All statistical tests were justified for every figure. All samples represent biological replicates. Data are presented as the mean ± SEM. Statistical analysis was performed using GraphPad Prism 9 or R software environment (http://www.r-project.org/). Significant differences between groups were determined using a Student’s t-test (two-tailed) when the data met the normal distribution tested by D’Agostino test. Otherwise, a Mann-Whitney U-test was used. Differences between more than 3 groups were determined using one-way ANOVA test (parametric) or Brown-Forsythe and Welch ANOVA tests (nonparametric) followed by Dunnett post hoc test. If the data did not meet this test, a Mann-Whitney test was used. Differences in Kaplan Meier plots were analyzed by the log-rank test. Logistic regression analysis was employed to estimate multivariate odds ratio and 95% confidence interval (CI). Extra sum-of-squares F test was used to compare IC50 between genotypes. Chi-square test was used to compare the contingency. Values of p < 0.05 were considered significantly different. No data were excluded from the analyzes.

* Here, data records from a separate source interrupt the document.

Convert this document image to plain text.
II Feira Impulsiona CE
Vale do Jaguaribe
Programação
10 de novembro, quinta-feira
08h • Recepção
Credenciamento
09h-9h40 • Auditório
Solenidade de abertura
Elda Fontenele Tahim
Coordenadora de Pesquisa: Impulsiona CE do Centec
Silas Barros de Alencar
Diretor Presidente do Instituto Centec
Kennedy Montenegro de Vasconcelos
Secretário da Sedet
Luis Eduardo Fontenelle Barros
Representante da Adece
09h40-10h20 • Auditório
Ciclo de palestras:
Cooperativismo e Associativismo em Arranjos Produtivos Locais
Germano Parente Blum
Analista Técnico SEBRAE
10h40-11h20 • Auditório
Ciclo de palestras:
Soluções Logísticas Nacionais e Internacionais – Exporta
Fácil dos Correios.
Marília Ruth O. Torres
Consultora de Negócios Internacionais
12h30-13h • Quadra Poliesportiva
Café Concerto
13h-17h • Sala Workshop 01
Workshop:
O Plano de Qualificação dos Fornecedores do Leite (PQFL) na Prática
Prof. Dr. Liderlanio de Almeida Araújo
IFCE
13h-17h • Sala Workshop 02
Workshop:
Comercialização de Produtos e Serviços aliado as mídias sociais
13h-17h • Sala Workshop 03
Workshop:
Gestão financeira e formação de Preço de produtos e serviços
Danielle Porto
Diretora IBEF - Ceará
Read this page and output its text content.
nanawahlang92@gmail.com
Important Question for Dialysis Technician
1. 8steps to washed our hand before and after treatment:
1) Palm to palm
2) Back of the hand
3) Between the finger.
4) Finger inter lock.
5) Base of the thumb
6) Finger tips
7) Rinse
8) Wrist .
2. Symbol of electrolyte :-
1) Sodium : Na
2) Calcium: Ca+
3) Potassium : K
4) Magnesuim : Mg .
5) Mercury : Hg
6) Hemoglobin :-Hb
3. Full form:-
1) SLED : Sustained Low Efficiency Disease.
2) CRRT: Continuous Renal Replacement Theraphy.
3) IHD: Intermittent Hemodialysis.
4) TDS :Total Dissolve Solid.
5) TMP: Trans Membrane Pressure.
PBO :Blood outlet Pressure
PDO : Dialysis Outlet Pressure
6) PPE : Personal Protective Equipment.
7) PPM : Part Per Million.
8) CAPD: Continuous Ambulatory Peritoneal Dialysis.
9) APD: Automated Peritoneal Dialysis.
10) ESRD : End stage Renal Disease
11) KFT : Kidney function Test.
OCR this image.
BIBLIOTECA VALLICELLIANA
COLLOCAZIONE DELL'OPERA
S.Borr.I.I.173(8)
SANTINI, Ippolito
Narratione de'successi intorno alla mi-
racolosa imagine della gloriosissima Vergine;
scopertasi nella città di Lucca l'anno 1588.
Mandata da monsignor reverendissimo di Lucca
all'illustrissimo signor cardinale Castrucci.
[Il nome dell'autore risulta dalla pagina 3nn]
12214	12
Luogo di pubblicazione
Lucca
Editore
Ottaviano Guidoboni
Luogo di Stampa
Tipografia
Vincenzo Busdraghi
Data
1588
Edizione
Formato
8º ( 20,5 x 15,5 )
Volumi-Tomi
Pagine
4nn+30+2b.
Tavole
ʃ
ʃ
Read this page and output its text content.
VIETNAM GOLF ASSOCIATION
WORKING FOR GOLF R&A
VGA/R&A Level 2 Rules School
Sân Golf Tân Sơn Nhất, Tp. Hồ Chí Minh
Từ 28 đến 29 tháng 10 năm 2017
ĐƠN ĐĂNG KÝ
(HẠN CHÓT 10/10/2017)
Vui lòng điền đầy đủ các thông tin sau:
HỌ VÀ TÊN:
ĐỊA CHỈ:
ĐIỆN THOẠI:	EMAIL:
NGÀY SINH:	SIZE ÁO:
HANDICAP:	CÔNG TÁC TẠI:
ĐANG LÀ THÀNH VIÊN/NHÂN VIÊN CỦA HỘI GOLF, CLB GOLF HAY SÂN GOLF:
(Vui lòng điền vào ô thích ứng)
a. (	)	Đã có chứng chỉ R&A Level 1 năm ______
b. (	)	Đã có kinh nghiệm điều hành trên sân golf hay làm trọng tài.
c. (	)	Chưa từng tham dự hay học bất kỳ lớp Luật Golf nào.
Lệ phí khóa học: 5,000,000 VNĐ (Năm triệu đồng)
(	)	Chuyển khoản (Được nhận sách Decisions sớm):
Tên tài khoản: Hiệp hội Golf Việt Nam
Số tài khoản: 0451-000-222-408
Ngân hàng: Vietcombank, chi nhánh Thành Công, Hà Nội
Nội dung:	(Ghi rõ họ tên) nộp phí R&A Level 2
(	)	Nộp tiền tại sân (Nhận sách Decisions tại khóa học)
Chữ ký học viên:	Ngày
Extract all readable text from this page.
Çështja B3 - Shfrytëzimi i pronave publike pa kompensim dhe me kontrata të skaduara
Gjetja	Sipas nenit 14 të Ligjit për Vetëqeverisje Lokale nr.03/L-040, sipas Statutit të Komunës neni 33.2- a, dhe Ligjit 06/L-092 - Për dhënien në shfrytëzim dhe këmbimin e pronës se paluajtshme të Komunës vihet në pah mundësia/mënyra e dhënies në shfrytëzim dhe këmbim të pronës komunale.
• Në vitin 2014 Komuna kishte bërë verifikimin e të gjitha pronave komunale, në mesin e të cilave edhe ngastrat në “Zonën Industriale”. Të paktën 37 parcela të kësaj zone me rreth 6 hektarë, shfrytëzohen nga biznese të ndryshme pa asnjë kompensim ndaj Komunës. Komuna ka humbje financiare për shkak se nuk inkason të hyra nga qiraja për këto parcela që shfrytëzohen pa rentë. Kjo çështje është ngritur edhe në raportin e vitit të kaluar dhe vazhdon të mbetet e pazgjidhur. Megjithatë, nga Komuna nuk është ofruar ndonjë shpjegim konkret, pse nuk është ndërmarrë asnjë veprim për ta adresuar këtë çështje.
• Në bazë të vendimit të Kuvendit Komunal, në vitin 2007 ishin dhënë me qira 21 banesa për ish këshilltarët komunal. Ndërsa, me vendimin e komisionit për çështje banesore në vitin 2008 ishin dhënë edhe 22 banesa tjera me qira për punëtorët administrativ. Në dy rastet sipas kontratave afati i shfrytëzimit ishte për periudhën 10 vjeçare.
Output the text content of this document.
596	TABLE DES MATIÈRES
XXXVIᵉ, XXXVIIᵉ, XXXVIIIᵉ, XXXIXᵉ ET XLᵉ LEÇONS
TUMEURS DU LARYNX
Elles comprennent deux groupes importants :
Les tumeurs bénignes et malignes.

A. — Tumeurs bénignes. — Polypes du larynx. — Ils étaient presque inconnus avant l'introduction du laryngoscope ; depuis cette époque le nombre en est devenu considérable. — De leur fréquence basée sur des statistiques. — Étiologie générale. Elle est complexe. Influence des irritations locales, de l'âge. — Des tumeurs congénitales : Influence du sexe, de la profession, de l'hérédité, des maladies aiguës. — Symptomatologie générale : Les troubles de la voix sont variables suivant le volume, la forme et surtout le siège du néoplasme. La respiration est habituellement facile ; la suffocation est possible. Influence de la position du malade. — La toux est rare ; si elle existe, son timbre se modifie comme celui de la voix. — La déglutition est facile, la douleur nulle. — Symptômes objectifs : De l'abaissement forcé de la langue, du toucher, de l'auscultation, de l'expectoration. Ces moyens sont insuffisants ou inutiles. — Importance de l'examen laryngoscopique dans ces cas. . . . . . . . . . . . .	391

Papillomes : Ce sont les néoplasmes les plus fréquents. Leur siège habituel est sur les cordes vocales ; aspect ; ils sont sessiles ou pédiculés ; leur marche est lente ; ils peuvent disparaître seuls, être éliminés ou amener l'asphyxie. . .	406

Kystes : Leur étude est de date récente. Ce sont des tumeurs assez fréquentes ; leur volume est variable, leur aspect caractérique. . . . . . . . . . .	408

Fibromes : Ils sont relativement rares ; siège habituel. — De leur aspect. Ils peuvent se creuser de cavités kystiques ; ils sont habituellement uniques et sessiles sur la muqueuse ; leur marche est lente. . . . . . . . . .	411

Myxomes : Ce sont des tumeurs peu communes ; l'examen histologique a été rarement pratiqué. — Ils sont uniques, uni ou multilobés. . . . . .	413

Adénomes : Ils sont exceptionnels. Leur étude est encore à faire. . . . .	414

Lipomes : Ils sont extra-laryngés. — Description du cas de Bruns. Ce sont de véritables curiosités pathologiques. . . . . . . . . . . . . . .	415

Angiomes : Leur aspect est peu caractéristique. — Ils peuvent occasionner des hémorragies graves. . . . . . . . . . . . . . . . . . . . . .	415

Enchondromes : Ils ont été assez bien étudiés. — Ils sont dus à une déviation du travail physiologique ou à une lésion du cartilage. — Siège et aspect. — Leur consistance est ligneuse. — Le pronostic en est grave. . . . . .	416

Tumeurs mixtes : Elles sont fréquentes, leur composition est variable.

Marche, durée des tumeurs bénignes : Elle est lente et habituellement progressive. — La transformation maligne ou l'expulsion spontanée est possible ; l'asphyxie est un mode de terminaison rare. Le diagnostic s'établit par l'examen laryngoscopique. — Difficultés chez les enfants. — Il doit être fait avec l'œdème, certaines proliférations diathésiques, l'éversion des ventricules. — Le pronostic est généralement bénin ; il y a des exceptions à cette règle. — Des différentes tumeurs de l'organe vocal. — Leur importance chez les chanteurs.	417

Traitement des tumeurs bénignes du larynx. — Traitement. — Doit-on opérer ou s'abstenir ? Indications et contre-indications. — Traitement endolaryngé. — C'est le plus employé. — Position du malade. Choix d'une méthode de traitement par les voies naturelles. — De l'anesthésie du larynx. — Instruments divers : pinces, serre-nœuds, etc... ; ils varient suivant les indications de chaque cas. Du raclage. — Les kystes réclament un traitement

No statistical method was used to predetermine the sample size. Investigators were not blinded to group allocation at the time of data collection and analysis. For each experiment, at least three replicates were used. All attempts at replication generated reproducible results supporting the overall conclusion.

Reporting summary

Further information on research design is available in the Nature Portfolio Reporting Summary linked to this article.